If you want to have staying power on the Internet, you need to have turnover, says a new analysis published in the Proceedings of the 2010 ACM conference on Computer supported cooperative work.

Not only do you need to be 'heterogeneous', you need to be diverse.   

Folks, we may be in trouble.   We only write about science and no one ever leaves which means we are doomed to fail.   Obviously you are wondering how it is possible to even study such a thing as an online community.   Something like 4Chan should not work at all, because it is complete chaos and a leftist Internet hate machine and everyone knows Republicans control all the media.  No study could have predicte 4Chan or there would be a lot of rich professors out there.

But sometimes you have to pick a methodology and take your shot.   Daphne Raban of the University of Haifa, along with  Mihai Moldovan and Quentin Jones of the New Jersey Institute of Technology, did just that and set out to dispel belief that online communities could not be effectively studied so instead of focusing just on group size and activity, they established a metric with social characteristics, such as the group's homogeneity and heterogeneity - homogeneous when member turnover is small and the members who established the group are still the main members, while if the group has turnover and new members are continuously joining it, it is heterogeneous.   Whew.  New people join every day so we may be out of the woods.

Here is the tricky part - the method.   They sampled 282 chat channels "born" in the same month - born being when at least three members had exchanged at least four messages in 20 minutes - and then followed them for 6 months and did a survival analysis.   A channel was considered "dead" when it had no activity for four weeks.

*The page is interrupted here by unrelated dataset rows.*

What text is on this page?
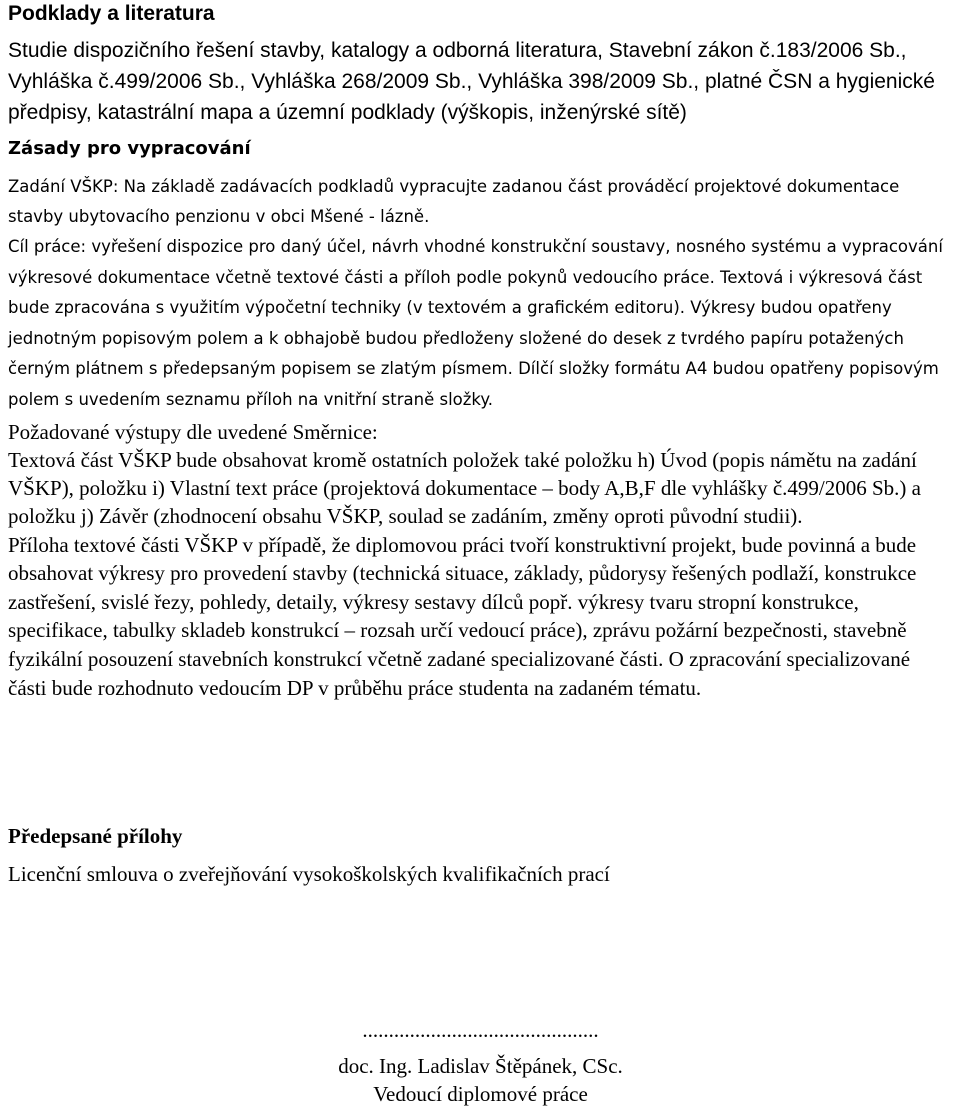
Podklady a literatura

Studie dispozičního řešení stavby, katalogy a odborná literatura, Stavební zákon č.183/2006 Sb., Vyhláška č.499/2006 Sb., Vyhláška 268/2009 Sb., Vyhláška 398/2009 Sb., platné ČSN a hygienické předpisy, katastrální mapa a územní podklady (výškopis, inženýrské sítě)

Zásady pro vypracování

Zadání VŠKP: Na základě zadávacích podkladů vypracujte zadanou část prováděcí projektové dokumentace stavby ubytovacího penzionu v obci Mšené - lázně.

Cíl práce: vyřešení dispozice pro daný účel, návrh vhodné konstrukční soustavy, nosného systému a vypracování výkresové dokumentace včetně textové části a příloh podle pokynů vedoucího práce. Textová i výkresová část bude zpracována s využitím výpočetní techniky (v textovém a grafickém editoru). Výkresy budou opatřeny jednotným popisovým polem a k obhajobě budou předloženy složené do desek z tvrdého papíru potažených černým plátnem s předepsaným popisem se zlatým písmem. Dílčí složky formátu A4 budou opatřeny popisovým polem s uvedením seznamu příloh na vnitřní straně složky.

Požadované výstupy dle uvedené Směrnice:

Textová část VŠKP bude obsahovat kromě ostatních položek také položku h) Úvod (popis námětu na zadání VŠKP), položku i) Vlastní text práce (projektová dokumentace – body A,B,F dle vyhlášky č.499/2006 Sb.) a položku j) Závěr (zhodnocení obsahu VŠKP, soulad se zadáním, změny oproti původní studii).

Příloha textové části VŠKP v případě, že diplomovou práci tvoří konstruktivní projekt, bude povinná a bude obsahovat výkresy pro provedení stavby (technická situace, základy, půdorysy řešených podlaží, konstrukce zastřešení, svislé řezy, pohledy, detaily, výkresy sestavy dílců popř. výkresy tvaru stropní konstrukce, specifikace, tabulky skladeb konstrukcí – rozsah určí vedoucí práce), zprávu požární bezpečnosti, stavebně fyzikální posouzení stavebních konstrukcí včetně zadané specializované části. O zpracování specializované části bude rozhodnuto vedoucím DP v průběhu práce studenta na zadaném tématu.

Předepsané přílohy

Licenční smlouva o zveřejňování vysokoškolských kvalifikačních prací

.............................................
doc. Ing. Ladislav Štěpánek, CSc.
Vedoucí diplomové práce
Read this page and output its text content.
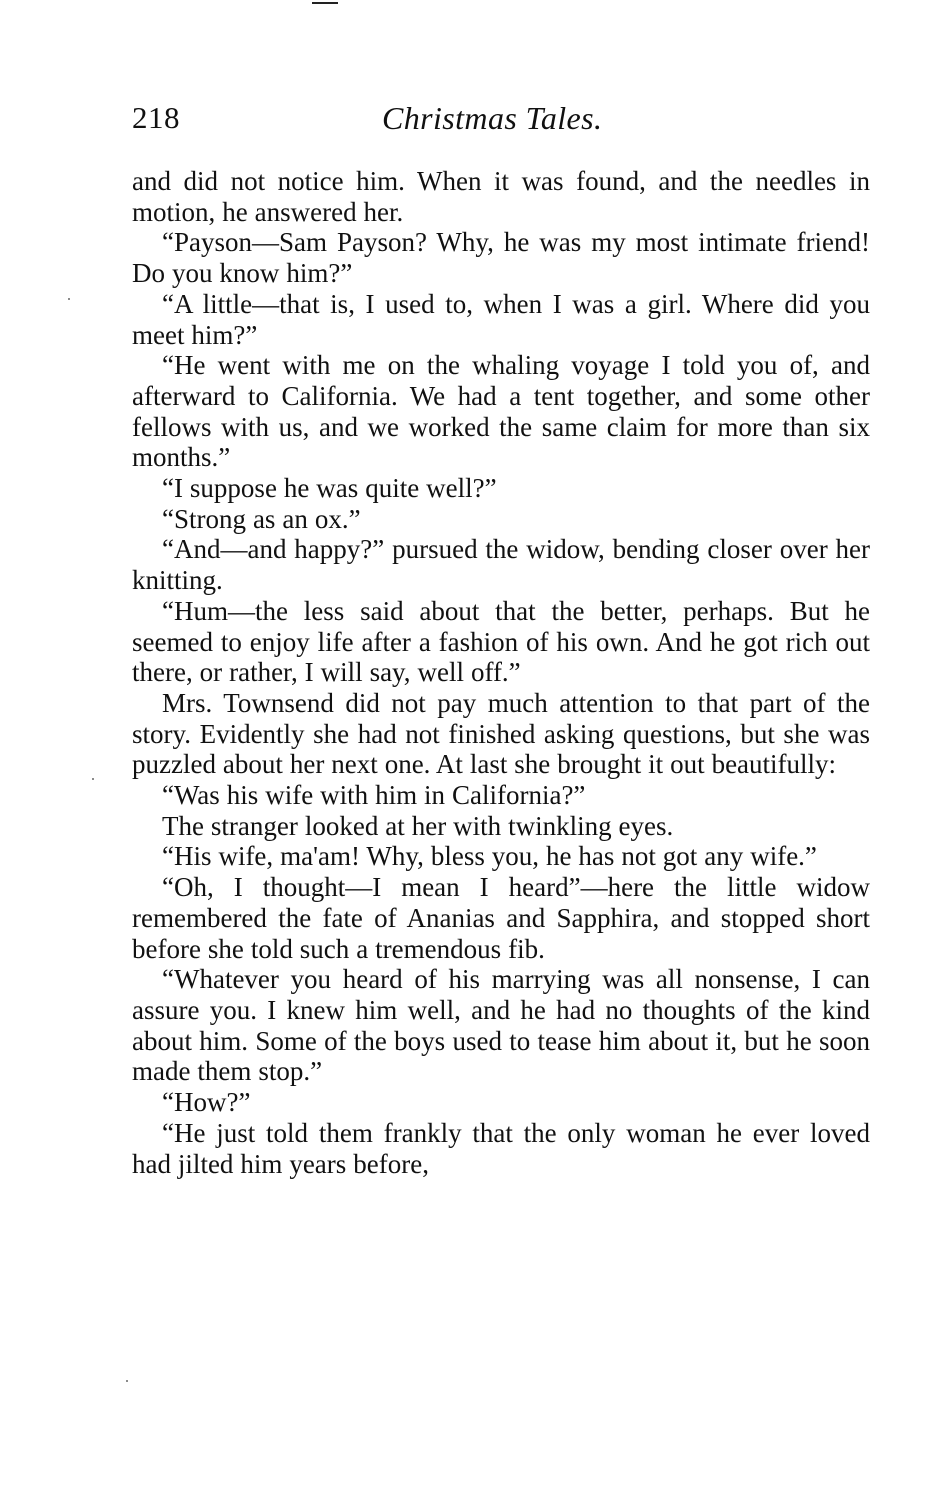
218	Christmas Tales.

and did not notice him. When it was found, and the needles in motion, he answered her.

“Payson—Sam Payson? Why, he was my most intimate friend! Do you know him?”

“A little—that is, I used to, when I was a girl. Where did you meet him?”

“He went with me on the whaling voyage I told you of, and afterward to California. We had a tent together, and some other fellows with us, and we worked the same claim for more than six months.”

“I suppose he was quite well?”

“Strong as an ox.”

“And—and happy?” pursued the widow, bending closer over her knitting.

“Hum—the less said about that the better, perhaps. But he seemed to enjoy life after a fashion of his own. And he got rich out there, or rather, I will say, well off.”

Mrs. Townsend did not pay much attention to that part of the story. Evidently she had not finished asking questions, but she was puzzled about her next one. At last she brought it out beautifully:

“Was his wife with him in California?”

The stranger looked at her with twinkling eyes.

“His wife, ma'am! Why, bless you, he has not got any wife.”

“Oh, I thought—I mean I heard”—here the little widow remembered the fate of Ananias and Sapphira, and stopped short before she told such a tremendous fib.

“Whatever you heard of his marrying was all nonsense, I can assure you. I knew him well, and he had no thoughts of the kind about him. Some of the boys used to tease him about it, but he soon made them stop.”

“How?”

“He just told them frankly that the only woman he ever loved had jilted him years before,
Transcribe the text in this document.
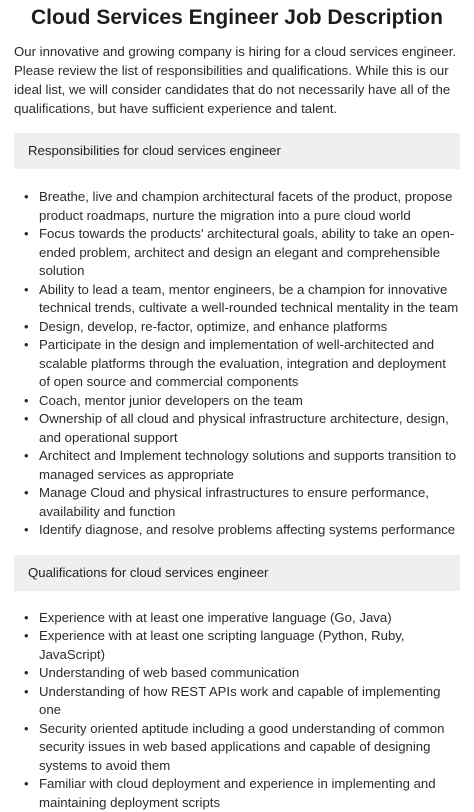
Cloud Services Engineer Job Description

Our innovative and growing company is hiring for a cloud services engineer. Please review the list of responsibilities and qualifications. While this is our ideal list, we will consider candidates that do not necessarily have all of the qualifications, but have sufficient experience and talent.

Responsibilities for cloud services engineer
• Breathe, live and champion architectural facets of the product, propose product roadmaps, nurture the migration into a pure cloud world
• Focus towards the products' architectural goals, ability to take an open-ended problem, architect and design an elegant and comprehensible solution
• Ability to lead a team, mentor engineers, be a champion for innovative technical trends, cultivate a well-rounded technical mentality in the team
• Design, develop, re-factor, optimize, and enhance platforms
• Participate in the design and implementation of well-architected and scalable platforms through the evaluation, integration and deployment of open source and commercial components
• Coach, mentor junior developers on the team
• Ownership of all cloud and physical infrastructure architecture, design, and operational support
• Architect and Implement technology solutions and supports transition to managed services as appropriate
• Manage Cloud and physical infrastructures to ensure performance, availability and function
• Identify diagnose, and resolve problems affecting systems performance
Qualifications for cloud services engineer
• Experience with at least one imperative language (Go, Java)
• Experience with at least one scripting language (Python, Ruby, JavaScript)
• Understanding of web based communication
• Understanding of how REST APIs work and capable of implementing one
• Security oriented aptitude including a good understanding of common security issues in web based applications and capable of designing systems to avoid them
• Familiar with cloud deployment and experience in implementing and maintaining deployment scripts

They examined activity two hours after 'birth', the first day of activity, the first week of activity and the first two weeks of activity.  What they gathered was that member turnover was the key thing, not how many people posted comments or how many actual members it might have.  But turnover must mean different things to sociologists than it does to you and me.  I think of turnover as a corporate suit does - people lost and people replacing them.   They only mean people gained.

So here is our 'turnover for the last three weeks:

So new people are 'in' every day but were there any people 'out'?   I have no idea.  Because people are not contracted writers they come and go and never actually 'leave'  - someone could be gone for a year and not write and that is no issue and when they come back they write just like they were here yesterday.

It can't tell an outsider anything about our ability to survive, since most new members do not contribute content or even comment, membership just makes the articles and blogs easier to track and allows chat and other social things anonymous people cannot access.  Chat rooms may be more valid in that kind of study since the barrier to entry is much lower, though 4 weeks to be declared 'dead' seems awfully long.

What might explain our success is the number of messages that are posted between members, which the researchers also regard as a good barometer - we are not talking at the audience, we are also part of the audience, and their analysis stated that the number of messages between members correlated to higher chances or survival.

But if the ratio between the number of messages and the number of members remains the same after two weeks of the community's activity, the chances of "death" become higher.   Irregularity helps, it seems, and neither increasing ratio of messages between members nor decreasing made much difference. 

"Prediction of an online community's survival chances cannot be based on quantitative data relating to the size of the group or even to its growth rate alone. A social predictor, on the other hand, can much better predict its chances," said Raban.